As the Co-founder of Jayset Consulting, an accounting and management consultancy firm, and currently the Director of Strategy and Corporate Affairs of the firm, Selasi Dzikunu is a proven consultant with expertise and deep experience in cross-channel customer experience transformation from strategy through to implementation. She has many years’ experience covering both the technology and business processes in this area. She specializes in knowledge management, process automation, projects/programmes management, working with governments and donors, case management and business management. Selasi brings a deep understanding of business process outsourcing, with focus on driving a more effective customer experience through the social media enablement of marketing, sales, and customer care processes.

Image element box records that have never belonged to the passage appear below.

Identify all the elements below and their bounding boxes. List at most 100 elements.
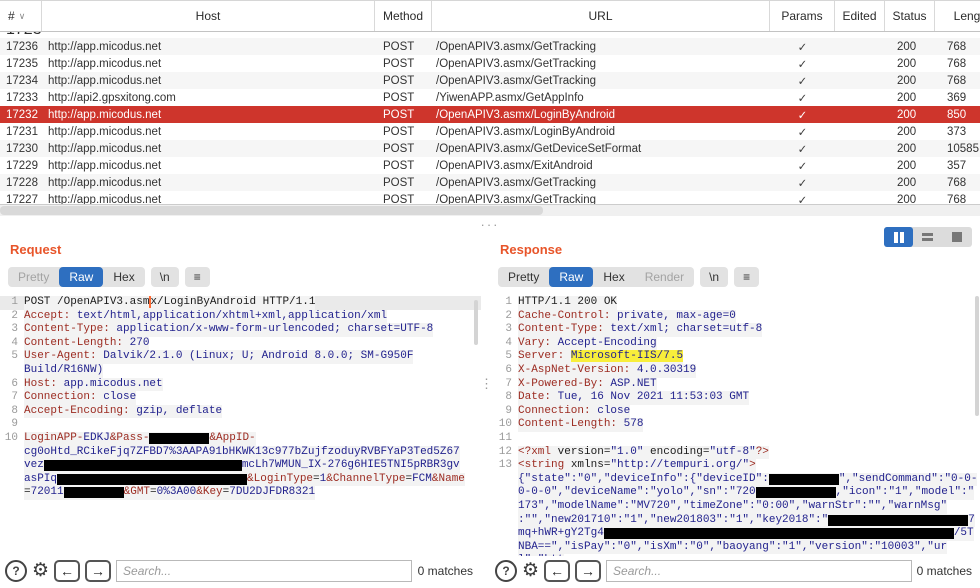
line-number: 1	[0, 296, 24, 310]
cell-url: /OpenAPIV3.asmx/GetTracking	[432, 75, 770, 87]
cell-length: 768	[935, 41, 980, 53]
code-line: 9Connection: close	[490, 405, 980, 419]
response-panel-title: Response	[500, 242, 562, 257]
tab-pretty[interactable]: Pretty	[8, 267, 59, 287]
column-header-params[interactable]: Params	[770, 1, 835, 31]
cell-url: /OpenAPIV3.asmx/LoginByAndroid	[432, 126, 770, 138]
code-line: 5User-Agent: Dalvik/2.1.0 (Linux; U; And…	[0, 350, 481, 364]
partial-scrolled-row: 17237http://app.micodus.netPOST/OpenAPIV…	[0, 32, 980, 38]
cell-length: 10585	[935, 143, 980, 155]
table-row[interactable]: 17236http://app.micodus.netPOST/OpenAPIV…	[0, 38, 980, 55]
request-panel-title: Request	[10, 242, 61, 257]
cell-host: http://api2.gpsxitong.com	[42, 92, 375, 104]
columns-layout-button[interactable]	[884, 227, 913, 247]
column-header-url[interactable]: URL	[432, 1, 770, 31]
column-header-method[interactable]: Method	[375, 1, 432, 31]
cell-status: 200	[885, 160, 935, 172]
line-number: 5	[490, 350, 518, 364]
cell-host: http://app.micodus.net	[42, 109, 375, 121]
next-match-button[interactable]: →	[85, 560, 111, 582]
code-line: 8Date: Tue, 16 Nov 2021 11:53:03 GMT	[490, 391, 980, 405]
code-line: 0-0-0","deviceName":"yolo","sn":"720,"ic…	[490, 486, 980, 500]
column-header-status[interactable]: Status	[885, 1, 935, 31]
column-header-id[interactable]: # ∨	[0, 1, 42, 31]
tab-raw[interactable]: Raw	[59, 267, 103, 287]
line-number: 13	[490, 459, 518, 473]
response-editor[interactable]: 1HTTP/1.1 200 OK2Cache-Control: private,…	[490, 296, 980, 558]
line-number: 8	[0, 405, 24, 419]
response-match-count: 0 matches	[917, 564, 980, 578]
next-match-button[interactable]: →	[575, 560, 601, 582]
cell-method: POST	[375, 75, 432, 87]
rows-layout-button[interactable]	[913, 227, 942, 247]
newline-toggle-button[interactable]: \n	[151, 267, 179, 287]
code-line: 1POST /OpenAPIV3.asmx/LoginByAndroid HTT…	[0, 296, 481, 310]
cell-params: ✓	[770, 142, 835, 156]
code-line: 2Accept: text/html,application/xhtml+xml…	[0, 310, 481, 324]
table-row[interactable]: 17235http://app.micodus.netPOST/OpenAPIV…	[0, 55, 980, 72]
cell-url: /OpenAPIV3.asmx/GetTracking	[432, 58, 770, 70]
redaction-box	[756, 487, 836, 498]
tab-pretty[interactable]: Pretty	[498, 267, 549, 287]
prev-match-button[interactable]: ←	[544, 560, 570, 582]
splitter-handle-icon[interactable]: ···	[481, 217, 500, 232]
table-row[interactable]: 17229http://app.micodus.netPOST/OpenAPIV…	[0, 157, 980, 174]
line-number	[490, 500, 518, 514]
gear-icon[interactable]: ⚙	[32, 561, 49, 581]
line-number	[490, 527, 518, 541]
single-layout-button[interactable]	[943, 227, 972, 247]
table-row[interactable]: 17232http://app.micodus.netPOST/OpenAPIV…	[0, 106, 980, 123]
tab-raw[interactable]: Raw	[549, 267, 593, 287]
table-row[interactable]: 17228http://app.micodus.netPOST/OpenAPIV…	[0, 174, 980, 191]
help-icon[interactable]: ?	[5, 560, 27, 582]
prev-match-button[interactable]: ←	[54, 560, 80, 582]
response-search-bar: ? ⚙ ← → 0 matches	[490, 556, 980, 586]
request-editor[interactable]: 1POST /OpenAPIV3.asmx/LoginByAndroid HTT…	[0, 296, 481, 556]
cell-url: /OpenAPIV3.asmx/LoginByAndroid	[432, 109, 770, 121]
cell-params: ✓	[770, 40, 835, 54]
tab-hex[interactable]: Hex	[593, 267, 634, 287]
code-line: 10Content-Length: 578	[490, 418, 980, 432]
line-number: 8	[490, 391, 518, 405]
newline-toggle-button[interactable]: \n	[700, 267, 728, 287]
code-line: 4Content-Length: 270	[0, 337, 481, 351]
cell-id: 17232	[0, 109, 42, 121]
redaction-box	[769, 474, 839, 485]
menu-button[interactable]: ≡	[734, 267, 759, 287]
response-search-input[interactable]	[606, 560, 912, 582]
table-row[interactable]: 17237http://app.micodus.netPOST/OpenAPIV…	[0, 32, 980, 38]
request-match-count: 0 matches	[418, 564, 481, 578]
line-number: 10	[490, 418, 518, 432]
response-vertical-scrollbar[interactable]	[975, 296, 979, 416]
line-number: 5	[0, 350, 24, 364]
cell-method: POST	[375, 109, 432, 121]
column-header-edited[interactable]: Edited	[835, 1, 885, 31]
tab-render[interactable]: Render	[635, 267, 694, 287]
request-search-bar: ? ⚙ ← → 0 matches	[0, 556, 481, 586]
help-icon[interactable]: ?	[495, 560, 517, 582]
code-line: 7Connection: close	[0, 391, 481, 405]
cell-method: POST	[375, 143, 432, 155]
request-search-input[interactable]	[116, 560, 412, 582]
code-line: {"state":"0","deviceInfo":{"deviceID":",…	[490, 473, 980, 487]
cell-status: 200	[885, 58, 935, 70]
menu-button[interactable]: ≡	[185, 267, 210, 287]
table-row[interactable]: 17234http://app.micodus.netPOST/OpenAPIV…	[0, 72, 980, 89]
cell-host: http://app.micodus.net	[42, 177, 375, 189]
sort-indicator-icon: ∨	[19, 11, 26, 22]
gear-icon[interactable]: ⚙	[522, 561, 539, 581]
table-row[interactable]: 17233http://api2.gpsxitong.comPOST/Yiwen…	[0, 89, 980, 106]
columns-layout-icon	[900, 232, 904, 243]
cell-length: 850	[935, 109, 980, 121]
request-vertical-scrollbar[interactable]	[474, 300, 478, 345]
table-row[interactable]: 17231http://app.micodus.netPOST/OpenAPIV…	[0, 123, 980, 140]
column-header-host[interactable]: Host	[42, 1, 375, 31]
column-header-length[interactable]: Length	[935, 1, 980, 31]
cell-method: POST	[375, 58, 432, 70]
horizontal-splitter[interactable]: ···	[0, 216, 980, 226]
tab-hex[interactable]: Hex	[103, 267, 144, 287]
table-row[interactable]: 17230http://app.micodus.netPOST/OpenAPIV…	[0, 140, 980, 157]
line-number: 10	[0, 432, 24, 446]
scrollbar-thumb[interactable]	[0, 206, 543, 215]
code-line: 3Content-Type: application/x-www-form-ur…	[0, 323, 481, 337]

Selasi is a female in STEM enthusiast and is currently the Ghana Chapter Lead of Women In Tech Africa, a non-profit organization whose mission is to create today’s female leaders and role Models for tomorrow’s Women, Show the world what a strong African woman is capable of achieving and supporting African growth through technology.

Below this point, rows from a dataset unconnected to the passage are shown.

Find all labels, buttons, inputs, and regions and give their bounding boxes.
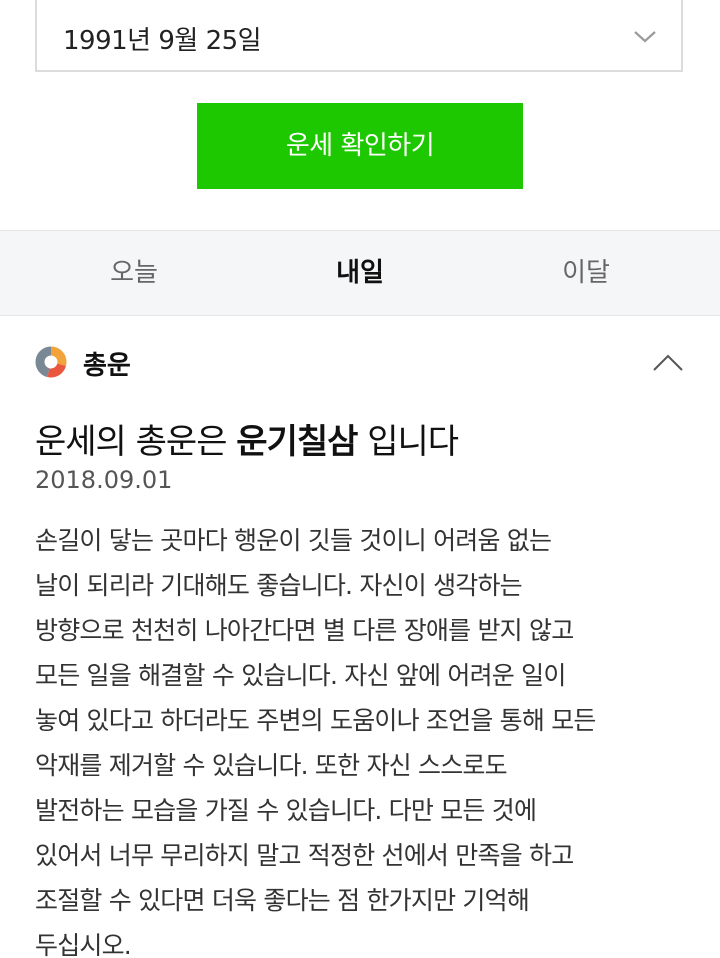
tab-this-month[interactable]: 이달 [466, 231, 706, 315]
fortune-page: 1991년 9월 25일 운세 확인하기 오늘 내일 이달 총운 운세의 총운은… [0, 0, 720, 958]
headline-prefix: 운세의 총운은 [35, 422, 237, 462]
check-fortune-button[interactable]: 운세 확인하기 [197, 103, 523, 189]
birthdate-select[interactable]: 1991년 9월 25일 [35, 0, 683, 72]
description-line: 있어서 너무 무리하지 말고 적정한 선에서 만족을 하고 [35, 841, 574, 870]
section-title: 총운 [83, 351, 131, 381]
description-line: 발전하는 모습을 가질 수 있습니다. 다만 모든 것에 [35, 796, 537, 825]
fortune-headline: 운세의 총운은 운기칠삼 입니다 [35, 414, 459, 463]
tab-tomorrow[interactable]: 내일 [240, 231, 480, 315]
chevron-up-icon[interactable] [651, 348, 685, 376]
description-line: 방향으로 천천히 나아간다면 별 다른 장애를 받지 않고 [35, 616, 574, 645]
description-line: 손길이 닿는 곳마다 행운이 깃들 것이니 어려움 없는 [35, 526, 552, 555]
donut-chart-icon [35, 346, 67, 378]
description-line: 악재를 제거할 수 있습니다. 또한 자신 스스로도 [35, 751, 508, 780]
headline-keyword: 운기칠삼 [236, 422, 358, 462]
birthdate-value: 1991년 9월 25일 [63, 26, 262, 56]
description-line: 날이 되리라 기대해도 좋습니다. 자신이 생각하는 [35, 571, 523, 600]
description-line: 모든 일을 해결할 수 있습니다. 자신 앞에 어려운 일이 [35, 661, 566, 690]
fortune-date: 2018.09.01 [35, 466, 173, 494]
period-tabs: 오늘 내일 이달 [0, 230, 720, 316]
description-line: 놓여 있다고 하더라도 주변의 도움이나 조언을 통해 모든 [35, 706, 596, 735]
tab-today[interactable]: 오늘 [14, 231, 254, 315]
description-line: 두십시오. [35, 931, 132, 958]
fortune-description: 손길이 닿는 곳마다 행운이 깃들 것이니 어려움 없는 날이 되리라 기대해도… [35, 518, 695, 958]
chevron-down-icon [634, 31, 656, 43]
description-line: 조절할 수 있다면 더욱 좋다는 점 한가지만 기억해 [35, 886, 530, 915]
section-header-overall[interactable]: 총운 [35, 338, 685, 388]
headline-suffix: 입니다 [357, 422, 459, 462]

Selasi also served as the Regional Coordinator for Youth Enterprises and Skills Development Centre (YESDEC), a social intervention and innovation Programme that develops the skills of young entrepreneurs, creating jobs and making jobs more accessible and actionable. She holds a BSc. in Agric Engineering from Kwame Nkrumah University of Science and Technology. She also holds an Executive Certificate in Projects Management and currently pursuing MSc. Business Psychology with University of South Wales, UK.

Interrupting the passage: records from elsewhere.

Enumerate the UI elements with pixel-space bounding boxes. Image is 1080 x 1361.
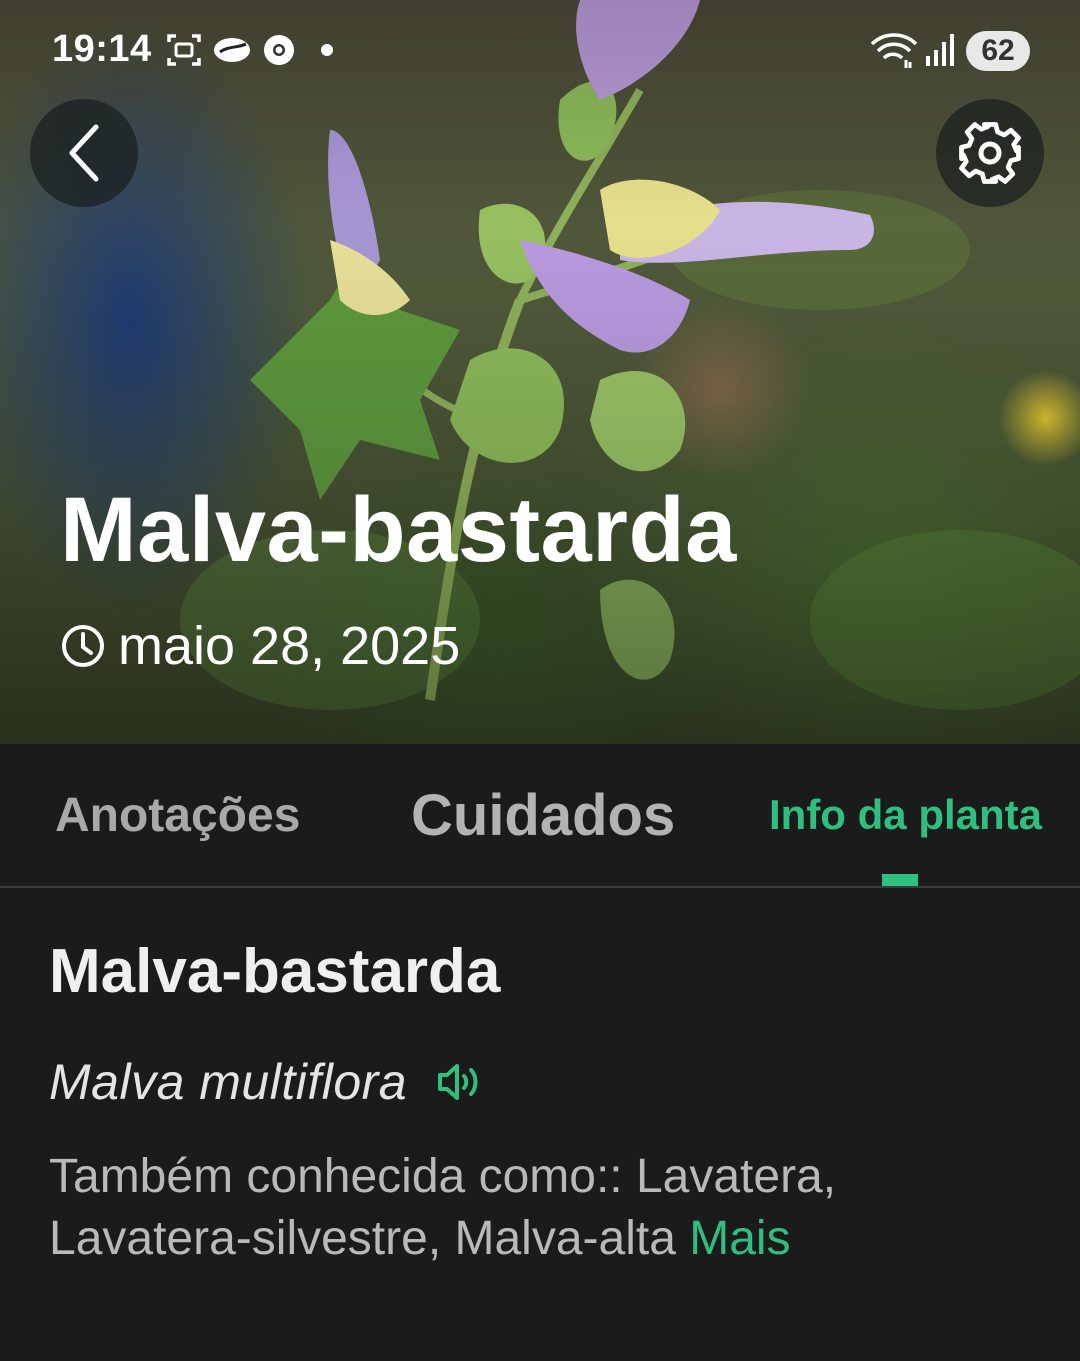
cloud-icon <box>214 38 250 62</box>
also-known-as: Também conhecida como:: Lavatera, Lavate… <box>49 1146 1039 1270</box>
tab-info-da-planta[interactable]: Info da planta <box>769 744 1042 886</box>
speaker-icon <box>438 1064 478 1100</box>
settings-button[interactable] <box>936 99 1044 207</box>
tab-bar: Anotações Cuidados Info da planta <box>0 744 1080 888</box>
gear-icon <box>959 122 1021 184</box>
tab-cuidados[interactable]: Cuidados <box>411 744 675 886</box>
active-tab-indicator <box>882 874 918 886</box>
chevron-left-icon <box>69 124 99 182</box>
back-button[interactable] <box>30 99 138 207</box>
pronounce-button[interactable] <box>437 1062 483 1102</box>
scientific-name-row: Malva multiflora <box>49 1050 483 1114</box>
status-time: 19:14 <box>52 28 152 70</box>
chrome-icon <box>264 35 294 65</box>
dot-icon <box>321 44 333 56</box>
signal-icon <box>926 34 954 66</box>
tab-anotacoes[interactable]: Anotações <box>55 744 300 886</box>
status-bar: 19:14 62 <box>0 0 1080 100</box>
plant-title: Malva-bastarda <box>60 479 737 581</box>
scientific-name: Malva multiflora <box>49 1054 408 1110</box>
more-link[interactable]: Mais <box>689 1212 790 1265</box>
battery-indicator: 62 <box>966 31 1030 71</box>
date-row: maio 28, 2025 <box>60 612 460 680</box>
screenshot-icon <box>167 34 201 66</box>
clock-icon <box>62 625 104 667</box>
wifi-icon <box>870 33 918 68</box>
date-label: maio 28, 2025 <box>118 616 461 676</box>
common-name: Malva-bastarda <box>49 937 501 1006</box>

Why did you get into STEM?
I got into STEM by divine intervention. I studied agricultural engineering in the university and it opened my eyes to a lot of things that could be done in Africa. Also, when I came into contact with Women In Tech Africa I saw the need to encourage more young ladies to take up STEM courses being somebody who studied agricultural engineering myself in the university, I realized that the challenges as a female studying a male dominated course was real. At the time I didn’t know what it meant for me. It was just a case to prove myself. We were a class of 12 ladies and about 40 gentlemen so you could understand that everyday was a struggle – every day was a day to prove yourself to the gentlemen that you are as good as them and every day was also a day to prove to your lecturers that your way of thinking and your innovations were good enough. I got so involved in STEM, even after studying engineering in the university, and letting the African girl know that there is a whole world of opportunity for her to be innovative and to explore and discover herself through STEM.
What do you consider your greatest achievements?
I don’t think I have had any great achievements yet. However, what makes me happy is that, in my journey of advocating for STEM education, I was part of a team from Women In Tech Africa (WITA) that trained close to a 100 girls in two different projects. The first project was the Her future Africa project. WITA partnered with ATBN to train about 36 girls in coding, business development skills and human centered design thinking. The second project was with MTN Ghana Foundation where we trained over 50 girls in basic coding and Arduino programming. I think these have been some of my achievements so far.
What challenges have you faced as a woman in STEM and how did you overcome them?
I don’t think I will finish overcoming the challenges I have faced. Everyday, you are faced with a lot of challenges, as a woman advocating for STEM Education in Ghana. It is more about determination and a constantly reminding yourself that STEM is not a boys-only affair. Looking at the world and where we are heading to, technology is the way to go now, therefore, regardless of the course you find yourself studying in school, regardless of the environment you find yourself in, you are going to use technology one way or the other. Being a woman alone is challenging enough and it is more challenging being a STEM enthusiast. I still have some of my female counterparts sending me emails asking me why I am doing this and why we are making a lot of noise about STEM education. Even sometimes when I go into negotiation, sponsorship or partnership meetings I have board of directors of corporate entities asking me why I need money to run a STEM program. These are some of the challenges I come across every day, but I overcome them by not giving up, being consistent, keep myself motivated, volunteering my skills and my time to mentor young people in STEM, and in business. I just take it one day at a time.
What is your advice to budding women in STEM?
My advice to budding women in STEM is to just keep going!! There are a lot of opportunities out there, just keep going, believe in yourself and discover who you are and enjoy life. Technology is the way to go so go for it.